Hacker News new | ask | show | jobs
by tyingq 3246 days ago
Mentioned this in another comment, but for some websites, the scraping problem has real costs. Airline, hotel, stock prices,etc. For some spaces, scaling and paying bandwidth for unconstrained scraping is costly. And not restricting it hurts the legitimate users because the performance sucks.

There are also the scrapers blindly looking for vulnerabilities or other unsavory tactics.

2 comments

While I agree with you to a degree most airlines and hotels have APIs that can be consumed to get pricing information there are just restrictions in what you can do with that information.

Not sure about stock prices (I think it's pretty common to pay for real time data there?).

But I can certainly see sites that have a lot of data for their users facing major bandwidth costs if a lot of people were scraping their data.

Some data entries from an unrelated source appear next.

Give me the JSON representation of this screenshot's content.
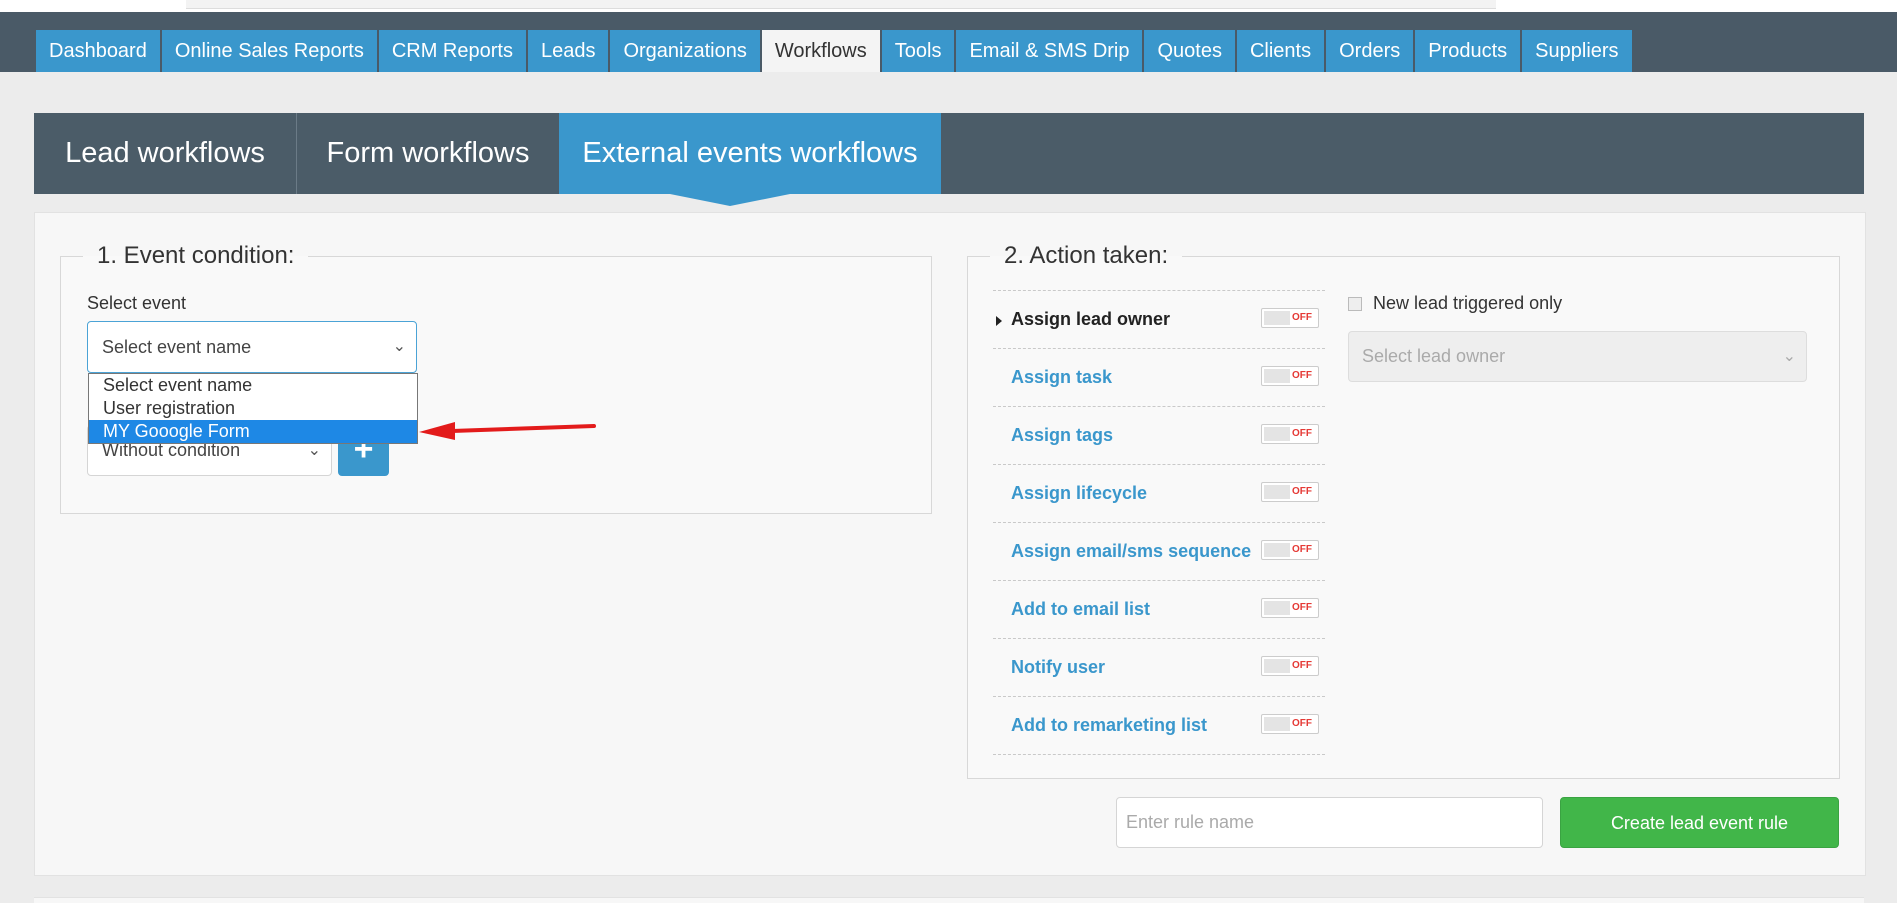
{
  "nav": {
    "tabs": [
      "Dashboard",
      "Online Sales Reports",
      "CRM Reports",
      "Leads",
      "Organizations",
      "Workflows",
      "Tools",
      "Email & SMS Drip",
      "Quotes",
      "Clients",
      "Orders",
      "Products",
      "Suppliers"
    ],
    "active": "Workflows"
  },
  "workflow_tabs": {
    "lead": "Lead workflows",
    "form": "Form workflows",
    "external": "External events workflows",
    "active": "External events workflows"
  },
  "event_condition": {
    "legend": "1. Event condition:",
    "select_label": "Select event",
    "select_value": "Select event name",
    "options": [
      "Select event name",
      "User registration",
      "MY Gooogle Form"
    ],
    "highlighted_option": "MY Gooogle Form",
    "condition_value": "Without condition",
    "add_label": "+"
  },
  "action_taken": {
    "legend": "2. Action taken:",
    "actions": [
      {
        "label": "Assign lead owner",
        "state": "OFF"
      },
      {
        "label": "Assign task",
        "state": "OFF"
      },
      {
        "label": "Assign tags",
        "state": "OFF"
      },
      {
        "label": "Assign lifecycle",
        "state": "OFF"
      },
      {
        "label": "Assign email/sms sequence",
        "state": "OFF"
      },
      {
        "label": "Add to email list",
        "state": "OFF"
      },
      {
        "label": "Notify user",
        "state": "OFF"
      },
      {
        "label": "Add to remarketing list",
        "state": "OFF"
      }
    ],
    "new_lead_only_label": "New lead triggered only",
    "owner_placeholder": "Select lead owner"
  },
  "footer": {
    "rule_placeholder": "Enter rule name",
    "create_label": "Create lead event rule"
  },
  "colors": {
    "primary": "#3a97cc",
    "header": "#4b5c68",
    "success": "#41b649",
    "annotation_arrow": "#e31b1b",
    "off": "#e53935"
  },
  "icons": {
    "dropdown": "chevron-down-icon",
    "add": "plus-icon",
    "expanded": "caret-right-icon",
    "annotation": "red-arrow-icon"
  }
}
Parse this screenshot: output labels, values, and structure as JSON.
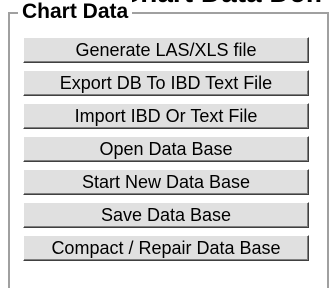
{
  "header": {
    "clipped_title": "Chart Data Defi"
  },
  "group": {
    "legend": "Chart Data",
    "buttons": [
      {
        "label": "Generate LAS/XLS file"
      },
      {
        "label": "Export DB To IBD Text File"
      },
      {
        "label": "Import IBD Or Text File"
      },
      {
        "label": "Open Data Base"
      },
      {
        "label": "Start New Data Base"
      },
      {
        "label": "Save Data Base"
      },
      {
        "label": "Compact / Repair Data Base"
      }
    ]
  },
  "colors": {
    "button_face": "#e0e0e0",
    "frame": "#a0a0a0",
    "background": "#ffffff"
  }
}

This type of detection isn't really an answer for that, though, as it's easy to mitigate for a scrapper.

Also, what I've learned is how little regard for your site your scrapers often have, scraping as aggressively as possible.

You're just not always in a place to scale to the abuse or build something more complex than some simple heuristic filters.

> what I've learned is how little regard for your site your scrapers often have, scraping as aggressively as possible.

Often? Based on what data?

I find it much more likely you only often notice aggressive scrapers. That however tells you nothing about the behavior of the average web scraper or web scrapers in general.

The system encourages it. Ingress data is cheap, and so many scrapers just default to high frequency.